The R640-million Musina ring road project is set for completion in the second quarter of next year, says the South African National Roads Agency Limited (Sanral).
The road will serve to alleviate traffic congestion in the Musina central business district (CBD), and reduce the travel time for road users in and around the Limpopo town.
The project consists of the construction of around 8 km of greenfield single carriageway freeway to form the western ring road around the town.
The alignment deviates from the existing N1 section 29 alignment just south of Musina, and ties back into the existing alignment just north of the town.
Thousands of heavy vehicles use the N1 every day and pass through the Musina CBD, says Sanral.
These vehicles add to the traffic congestion in town, while also creating conflict with local traffic and pedestrians.
“Once completed, the Musina ring road will facilitate mobility, and the safe movement of goods and services in and around Musina,” says Sanral project manager Hennie Kotze.
He says the project is progressing well.
The stormwater infrastructure is complete, as well as the majority of the earthworks.

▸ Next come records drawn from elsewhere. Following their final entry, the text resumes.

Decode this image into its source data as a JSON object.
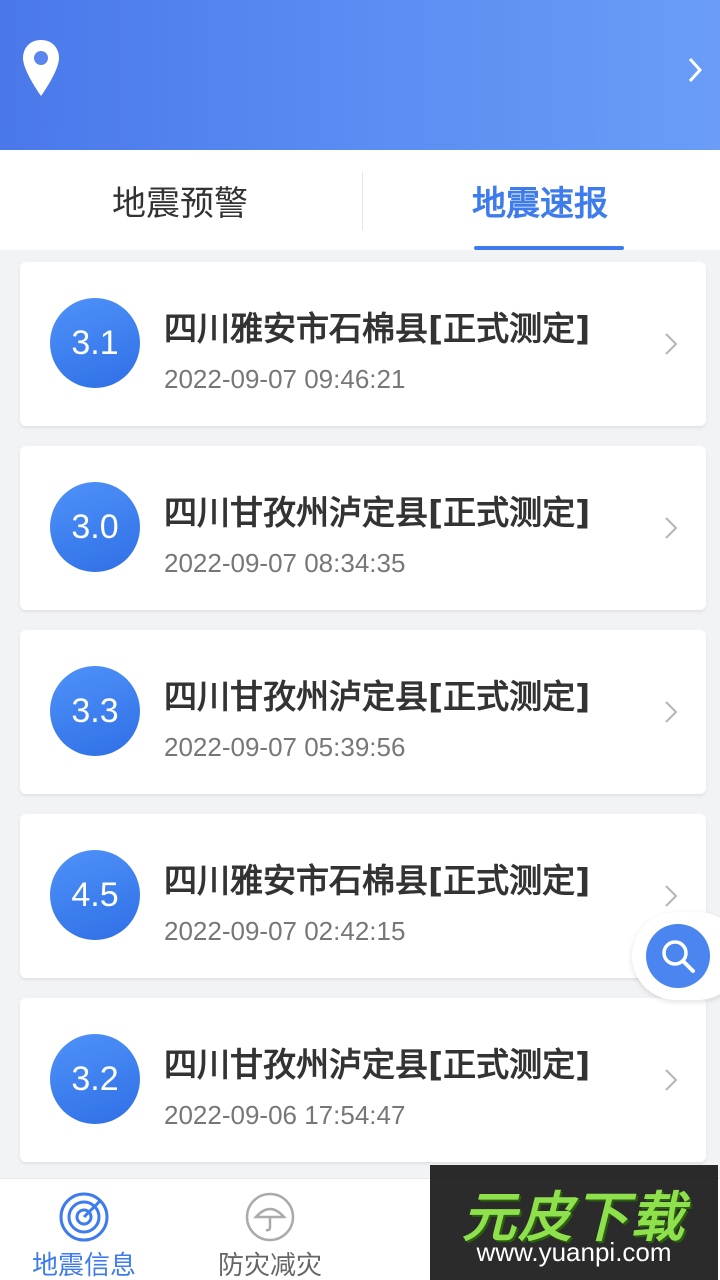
{
  "tabs": [
    {
      "label": "地震预警",
      "active": false
    },
    {
      "label": "地震速报",
      "active": true
    }
  ],
  "colors": {
    "accent": "#3e7bec",
    "header_gradient_start": "#4a78ea",
    "header_gradient_end": "#6a9cf8",
    "card_bg": "#ffffff",
    "page_bg": "#f2f3f5"
  },
  "header": {
    "location_icon": "location-pin-icon",
    "right_icon": "chevron-right-icon"
  },
  "quakes": [
    {
      "magnitude": "3.1",
      "place": "四川雅安市石棉县[正式测定]",
      "time": "2022-09-07 09:46:21"
    },
    {
      "magnitude": "3.0",
      "place": "四川甘孜州泸定县[正式测定]",
      "time": "2022-09-07 08:34:35"
    },
    {
      "magnitude": "3.3",
      "place": "四川甘孜州泸定县[正式测定]",
      "time": "2022-09-07 05:39:56"
    },
    {
      "magnitude": "4.5",
      "place": "四川雅安市石棉县[正式测定]",
      "time": "2022-09-07 02:42:15"
    },
    {
      "magnitude": "3.2",
      "place": "四川甘孜州泸定县[正式测定]",
      "time": "2022-09-06 17:54:47"
    }
  ],
  "search_fab": {
    "icon": "search-icon"
  },
  "bottom_nav": [
    {
      "label": "地震信息",
      "icon": "radar-icon",
      "active": true
    },
    {
      "label": "防灾减灾",
      "icon": "umbrella-icon",
      "active": false
    }
  ],
  "watermark": {
    "title": "元皮下载",
    "url": "www.yuanpi.com"
  }
}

Except for the Nancefield interchange bridge, the other bridges are at advanced stages of completion.
The contractor is currently progressing with layer works and surfacing.
“Apart from Covid-19-related restrictions, which are proving to be a challenge not on the Musina ring road project alone, but on other projects managed by Sanral across the country, we are confident about the anticipated June 2022 completion date, provided there are no further delays,” says Kotze.
The project has provided opportunities for a number of local community members and small, medium-sized and microenterprises, he adds.
Fourteen targeted enterprises from the Musina municipal area are currently employed to participate in the project.
Up to 12% of the R640-million contract value is allocated to targeted enterprises, of which 10% are allotted to women-owned companies, says Kotze.
“The contractor has exceeded the 12% [target] and is currently standing at 14%.”